1. **Ask human** to pick a report from `$REPORTS/` (list available drafts)
2. **Read the selected report** — extract program, platform, vuln type
3. **Fetch accepted reports** for that program on the platform:
   - huntr: WebFetch `https://huntr.com/bounties?program=<name>&status=accepted` — look for disclosure format, detail level, PoC style
   - HackerOne: WebSearch `"<program> hackerone disclosed report"` — study public disclosures
4. **Compare** our draft against accepted patterns:
   - Structure: do accepted reports use different sections?
   - PoC quality: more detailed steps? Screenshots?

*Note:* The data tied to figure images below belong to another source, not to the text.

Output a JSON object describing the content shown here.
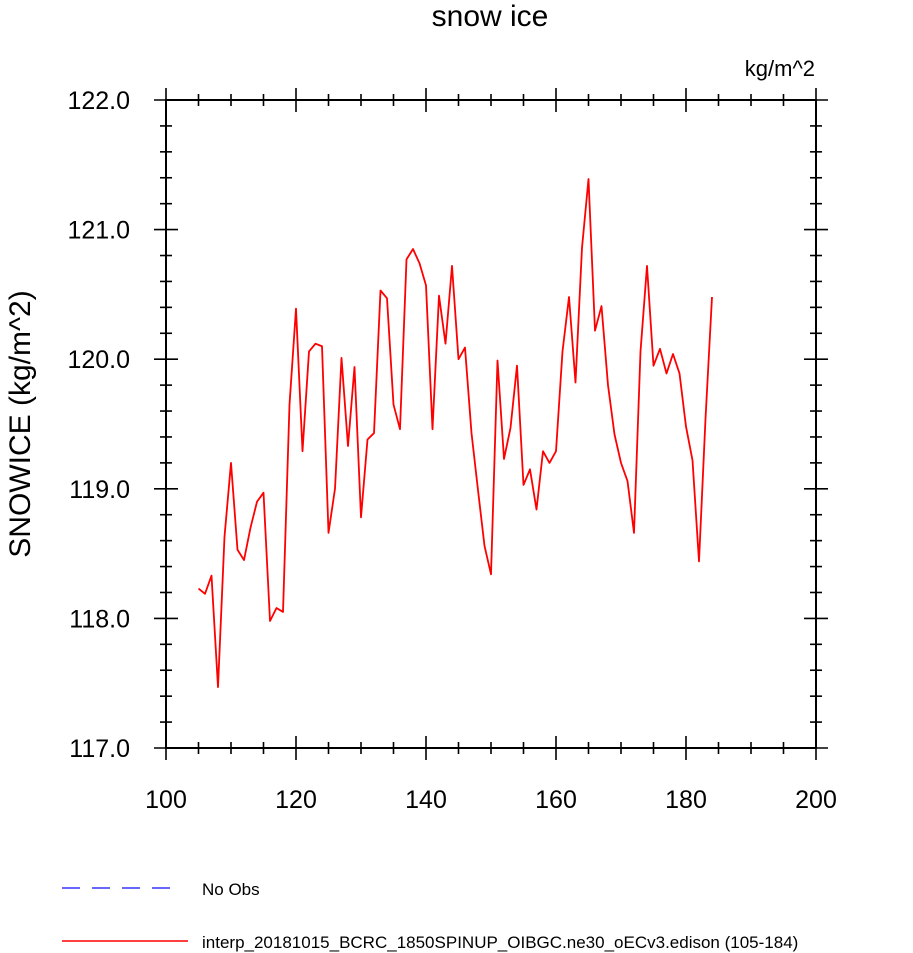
{
  "chart_data": {
    "type": "line",
    "title": "snow ice",
    "units": "kg/m^2",
    "ylabel": "SNOWICE  (kg/m^2)",
    "xlabel": "",
    "xlim": [
      100,
      200
    ],
    "ylim": [
      117.0,
      122.0
    ],
    "x_ticks": [
      100,
      120,
      140,
      160,
      180,
      200
    ],
    "y_ticks": [
      117.0,
      118.0,
      119.0,
      120.0,
      121.0,
      122.0
    ],
    "x_tick_labels": [
      "100",
      "120",
      "140",
      "160",
      "180",
      "200"
    ],
    "y_tick_labels": [
      "117.0",
      "118.0",
      "119.0",
      "120.0",
      "121.0",
      "122.0"
    ],
    "grid": false,
    "legend_position": "bottom",
    "series": [
      {
        "name": "No Obs",
        "color": "#3333ff",
        "dash": "dashed",
        "x": [],
        "values": []
      },
      {
        "name": "interp_20181015_BCRC_1850SPINUP_OIBGC.ne30_oECv3.edison (105-184)",
        "color": "#ff0000",
        "dash": "solid",
        "x": [
          105,
          106,
          107,
          108,
          109,
          110,
          111,
          112,
          113,
          114,
          115,
          116,
          117,
          118,
          119,
          120,
          121,
          122,
          123,
          124,
          125,
          126,
          127,
          128,
          129,
          130,
          131,
          132,
          133,
          134,
          135,
          136,
          137,
          138,
          139,
          140,
          141,
          142,
          143,
          144,
          145,
          146,
          147,
          148,
          149,
          150,
          151,
          152,
          153,
          154,
          155,
          156,
          157,
          158,
          159,
          160,
          161,
          162,
          163,
          164,
          165,
          166,
          167,
          168,
          169,
          170,
          171,
          172,
          173,
          174,
          175,
          176,
          177,
          178,
          179,
          180,
          181,
          182,
          183,
          184
        ],
        "values": [
          118.23,
          118.19,
          118.33,
          117.47,
          118.63,
          119.2,
          118.53,
          118.45,
          118.7,
          118.9,
          118.97,
          117.98,
          118.08,
          118.05,
          119.65,
          120.39,
          119.29,
          120.06,
          120.12,
          120.1,
          118.66,
          119.0,
          120.01,
          119.33,
          119.94,
          118.78,
          119.38,
          119.43,
          120.53,
          120.47,
          119.65,
          119.46,
          120.77,
          120.85,
          120.74,
          120.57,
          119.46,
          120.49,
          120.12,
          120.72,
          120.0,
          120.09,
          119.43,
          118.99,
          118.56,
          118.34,
          119.99,
          119.23,
          119.47,
          119.95,
          119.03,
          119.15,
          118.84,
          119.29,
          119.2,
          119.29,
          120.06,
          120.48,
          119.82,
          120.86,
          121.39,
          120.22,
          120.41,
          119.8,
          119.42,
          119.2,
          119.06,
          118.66,
          120.06,
          120.72,
          119.95,
          120.08,
          119.89,
          120.04,
          119.89,
          119.48,
          119.22,
          118.44,
          119.54,
          120.48
        ]
      }
    ]
  }
}
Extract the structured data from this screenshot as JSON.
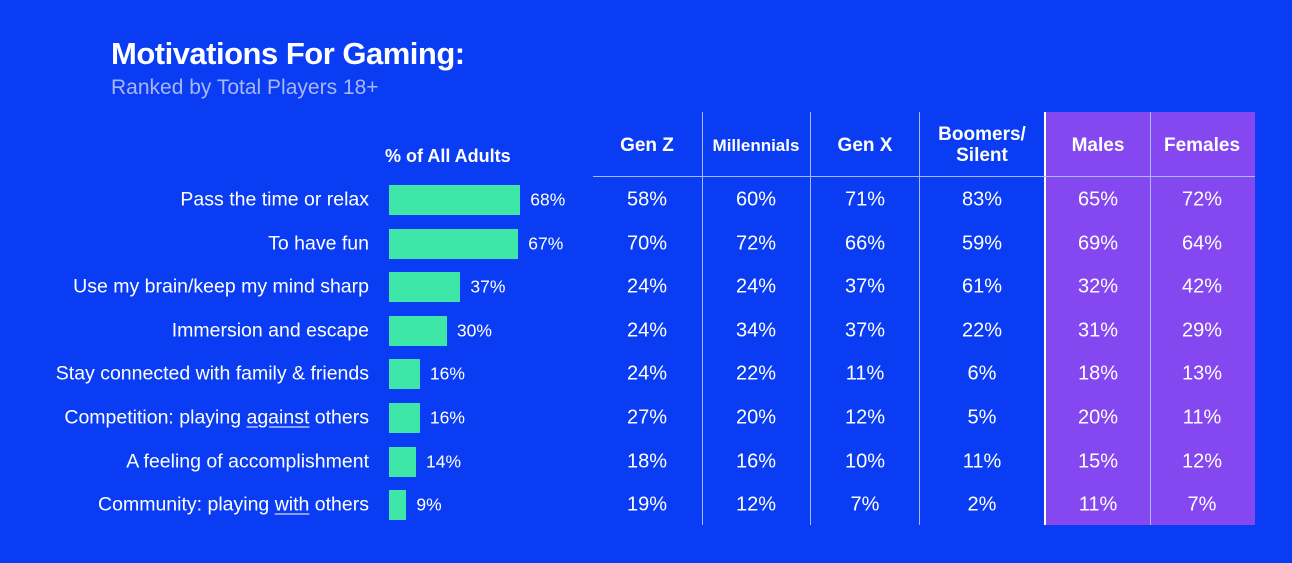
{
  "title": "Motivations For Gaming:",
  "subtitle": "Ranked by Total Players 18+",
  "colors": {
    "background": "#0a3df3",
    "bar": "#3ee6a7",
    "highlight_columns": "#8547f0",
    "subtitle": "#a9b6f7"
  },
  "chart_data": {
    "type": "bar",
    "orientation": "horizontal",
    "title": "Motivations For Gaming:",
    "subtitle": "Ranked by Total Players 18+",
    "value_header": "% of All Adults",
    "categories": [
      "Pass the time or relax",
      "To have fun",
      "Use my brain/keep my mind sharp",
      "Immersion and escape",
      "Stay connected with family & friends",
      "Competition: playing against others",
      "A feeling of accomplishment",
      "Community: playing with others"
    ],
    "values": [
      68,
      67,
      37,
      30,
      16,
      16,
      14,
      9
    ],
    "value_labels": [
      "68%",
      "67%",
      "37%",
      "30%",
      "16%",
      "16%",
      "14%",
      "9%"
    ],
    "xlim": [
      0,
      100
    ],
    "grid": false
  },
  "table": {
    "columns": [
      "Gen Z",
      "Millennials",
      "Gen X",
      "Boomers/ Silent",
      "Males",
      "Females"
    ],
    "rows": [
      [
        "58%",
        "60%",
        "71%",
        "83%",
        "65%",
        "72%"
      ],
      [
        "70%",
        "72%",
        "66%",
        "59%",
        "69%",
        "64%"
      ],
      [
        "24%",
        "24%",
        "37%",
        "61%",
        "32%",
        "42%"
      ],
      [
        "24%",
        "34%",
        "37%",
        "22%",
        "31%",
        "29%"
      ],
      [
        "24%",
        "22%",
        "11%",
        "6%",
        "18%",
        "13%"
      ],
      [
        "27%",
        "20%",
        "12%",
        "5%",
        "20%",
        "11%"
      ],
      [
        "18%",
        "16%",
        "10%",
        "11%",
        "15%",
        "12%"
      ],
      [
        "19%",
        "12%",
        "7%",
        "2%",
        "11%",
        "7%"
      ]
    ]
  }
}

Video?
   - Severity justification: do they include CVSS breakdown? Business impact?
   - Tone/language: more formal? Less? Technical depth?
   - Fix suggestions: do accepted reports propose patches?
5. **Output concrete suggestions** — what to change, add, or remove. Rewrite sections if needed.
6. **Update the report file** with improvements (keep STATUS: DRAFT)

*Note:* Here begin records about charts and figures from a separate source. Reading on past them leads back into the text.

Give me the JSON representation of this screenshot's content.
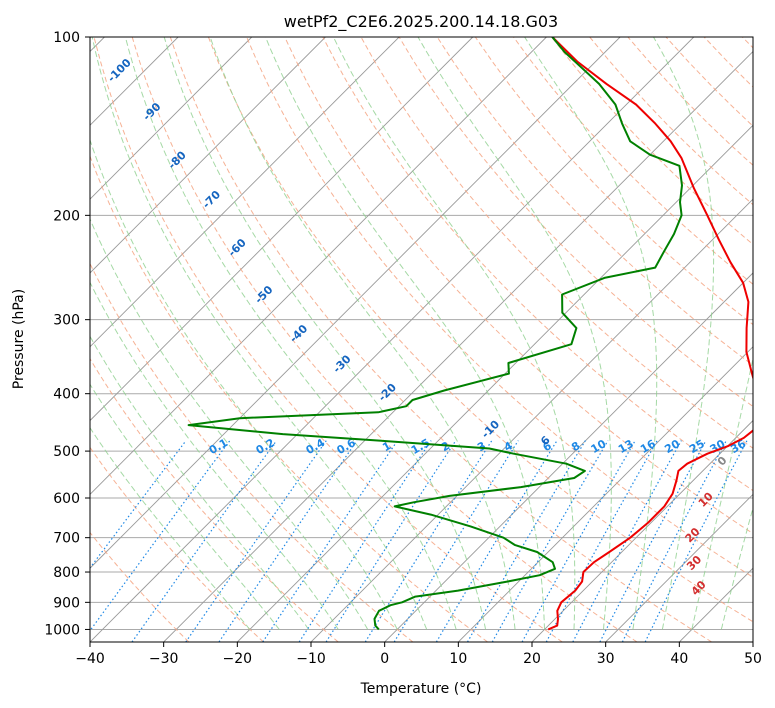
{
  "chart_data": {
    "type": "skew-t",
    "title": "wetPf2_C2E6.2025.200.14.18.G03",
    "xlabel": "Temperature (°C)",
    "ylabel": "Pressure (hPa)",
    "xlim": [
      -40,
      50
    ],
    "ylim": [
      1050,
      100
    ],
    "y_scale": "log",
    "x_ticks": [
      "−40",
      "−30",
      "−20",
      "−10",
      "0",
      "10",
      "20",
      "30",
      "40",
      "50"
    ],
    "x_tick_values": [
      -40,
      -30,
      -20,
      -10,
      0,
      10,
      20,
      30,
      40,
      50
    ],
    "y_ticks": [
      "100",
      "200",
      "300",
      "400",
      "500",
      "600",
      "700",
      "800",
      "900",
      "1000"
    ],
    "y_tick_values": [
      100,
      200,
      300,
      400,
      500,
      600,
      700,
      800,
      900,
      1000
    ],
    "grid": true,
    "series": [
      {
        "role": "temperature",
        "color": "#ee0000",
        "points": [
          [
            1000,
            20.5
          ],
          [
            985,
            21.2
          ],
          [
            960,
            20.4
          ],
          [
            930,
            19.2
          ],
          [
            900,
            18.6
          ],
          [
            860,
            18.9
          ],
          [
            830,
            18.6
          ],
          [
            800,
            17.5
          ],
          [
            770,
            17.6
          ],
          [
            740,
            18.3
          ],
          [
            700,
            19.2
          ],
          [
            660,
            19.6
          ],
          [
            620,
            19.6
          ],
          [
            590,
            19.0
          ],
          [
            560,
            17.7
          ],
          [
            540,
            16.7
          ],
          [
            525,
            16.9
          ],
          [
            505,
            18.3
          ],
          [
            490,
            20.1
          ],
          [
            475,
            21.1
          ],
          [
            460,
            21.4
          ],
          [
            440,
            20.6
          ],
          [
            420,
            18.7
          ],
          [
            400,
            17.0
          ],
          [
            370,
            13.5
          ],
          [
            340,
            9.8
          ],
          [
            310,
            6.6
          ],
          [
            280,
            3.3
          ],
          [
            260,
            0.0
          ],
          [
            240,
            -4.5
          ],
          [
            220,
            -9.1
          ],
          [
            200,
            -14.0
          ],
          [
            180,
            -19.5
          ],
          [
            160,
            -25.3
          ],
          [
            150,
            -29.0
          ],
          [
            140,
            -33.5
          ],
          [
            130,
            -38.7
          ],
          [
            120,
            -45.5
          ],
          [
            110,
            -52.5
          ],
          [
            100,
            -59.2
          ]
        ]
      },
      {
        "role": "dewpoint",
        "color": "#008000",
        "points": [
          [
            1000,
            -2.5
          ],
          [
            985,
            -3.5
          ],
          [
            960,
            -4.5
          ],
          [
            930,
            -5.0
          ],
          [
            910,
            -4.2
          ],
          [
            900,
            -3.0
          ],
          [
            880,
            -2.0
          ],
          [
            860,
            3.0
          ],
          [
            830,
            8.5
          ],
          [
            810,
            12.0
          ],
          [
            790,
            13.2
          ],
          [
            770,
            12.0
          ],
          [
            740,
            8.5
          ],
          [
            720,
            4.5
          ],
          [
            700,
            2.0
          ],
          [
            670,
            -4.0
          ],
          [
            640,
            -11.0
          ],
          [
            620,
            -17.0
          ],
          [
            610,
            -15.0
          ],
          [
            595,
            -11.0
          ],
          [
            575,
            -2.5
          ],
          [
            555,
            3.5
          ],
          [
            540,
            4.0
          ],
          [
            525,
            0.5
          ],
          [
            505,
            -8.0
          ],
          [
            495,
            -12.0
          ],
          [
            480,
            -28.0
          ],
          [
            468,
            -42.0
          ],
          [
            452,
            -56.0
          ],
          [
            440,
            -50.0
          ],
          [
            430,
            -32.0
          ],
          [
            420,
            -29.0
          ],
          [
            410,
            -29.0
          ],
          [
            395,
            -26.0
          ],
          [
            370,
            -19.5
          ],
          [
            355,
            -21.0
          ],
          [
            330,
            -15.0
          ],
          [
            310,
            -16.5
          ],
          [
            292,
            -20.5
          ],
          [
            272,
            -23.0
          ],
          [
            255,
            -19.5
          ],
          [
            245,
            -14.0
          ],
          [
            230,
            -15.0
          ],
          [
            215,
            -16.0
          ],
          [
            200,
            -17.5
          ],
          [
            190,
            -19.5
          ],
          [
            178,
            -21.5
          ],
          [
            165,
            -24.5
          ],
          [
            158,
            -30.0
          ],
          [
            150,
            -34.5
          ],
          [
            140,
            -38.0
          ],
          [
            130,
            -41.5
          ],
          [
            120,
            -46.5
          ],
          [
            112,
            -51.5
          ],
          [
            106,
            -55.5
          ],
          [
            100,
            -59.2
          ]
        ]
      }
    ],
    "dry_adiabat_labels": [
      "0",
      "10",
      "20",
      "30",
      "40"
    ],
    "moist_adiabat_labels": [
      "-100",
      "-90",
      "-80",
      "-70",
      "-60",
      "-50",
      "-40",
      "-30",
      "-20",
      "-10",
      "6"
    ],
    "mixing_ratio_labels": [
      "0.1",
      "0.2",
      "0.4",
      "0.6",
      "1",
      "1.5",
      "2",
      "3",
      "4",
      "6",
      "8",
      "10",
      "13",
      "16",
      "20",
      "25",
      "30",
      "36"
    ],
    "colors": {
      "isotherm": "#999999",
      "isobar": "#aaaaaa",
      "dry_adiabat": "#f4a582",
      "moist_adiabat": "#8fcf8f",
      "mixing_ratio": "#1e88e5",
      "temperature": "#ee0000",
      "dewpoint": "#008000"
    }
  }
}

## Platform Submission Formats

### huntr — Open Source Vulnerability Form
When preparing SUBMIT handoff for huntr, format each report as these form fields:

```
Package Manager: pip | npm | go | cargo | maven (match the repo's language)
Version Affected: latest release version (check pypi/npm/etc, not dev version)
Vulnerability Type: dropdown — Path Traversal | SSRF | IDOR | XSS | RCE | etc.
CVSS: select each vector component individually:
  - Attack Vector: Network | Adjacent | Local | Physical
  - Attack Complexity: Low | High
  - Privileges Required: None | Low | High
  - User Interaction: None | Required
  - Scope: Unchanged | Changed
  - Confidentiality: None | Low | High
  - Integrity: None | Low | High
  - Availability: None | Low | High
Title: short summary of the vulnerability (1 line)
Description: markdown with two sections:
  # Description
  <what the vuln is, root cause, why it's exploitable>

  # Proof of Concept
  <setup instructions + exploit commands>
Impact: "This vulnerability is capable of..." (1-3 sentences)
Occurrences: permalinks to vulnerable lines in the repo
  - Permalink: https://github.com/owner/repo/blob/<commit>/path/to/file.ext#L1-L19
  - Description: what this code does wrong (supports markdown)
  (add multiple occurrences — 20% bonus per occurrence patched)
References: supporting links
  - URL + Name (CWE, OWASP, prior CVEs, etc.)
```

## Environment Rules
- Never install pip packages globally. Always use a venv (`python3 -m venv` or existing project venv).

## Run History
See `docs/run-log-*.md` for per-session results, lessons, and metrics.
# Git Workflow (Auto Commit + Push)

When a task results in a coherent, committable set of changes:
- Stage the relevant files (`git add ...`).
- Create a descriptive commit (`git commit -m "..."`).
- Push to the current branch (`git push`).

Do this automatically unless I explicitly say not to push/commit.

Commit everything that cannot be regenerated (findings.db, briefings, reports, targets, scripts, config). The repo is private — full state enables resumability across machines. Only exclude `data/repos/` (cloned repos are regenerable via `git clone`).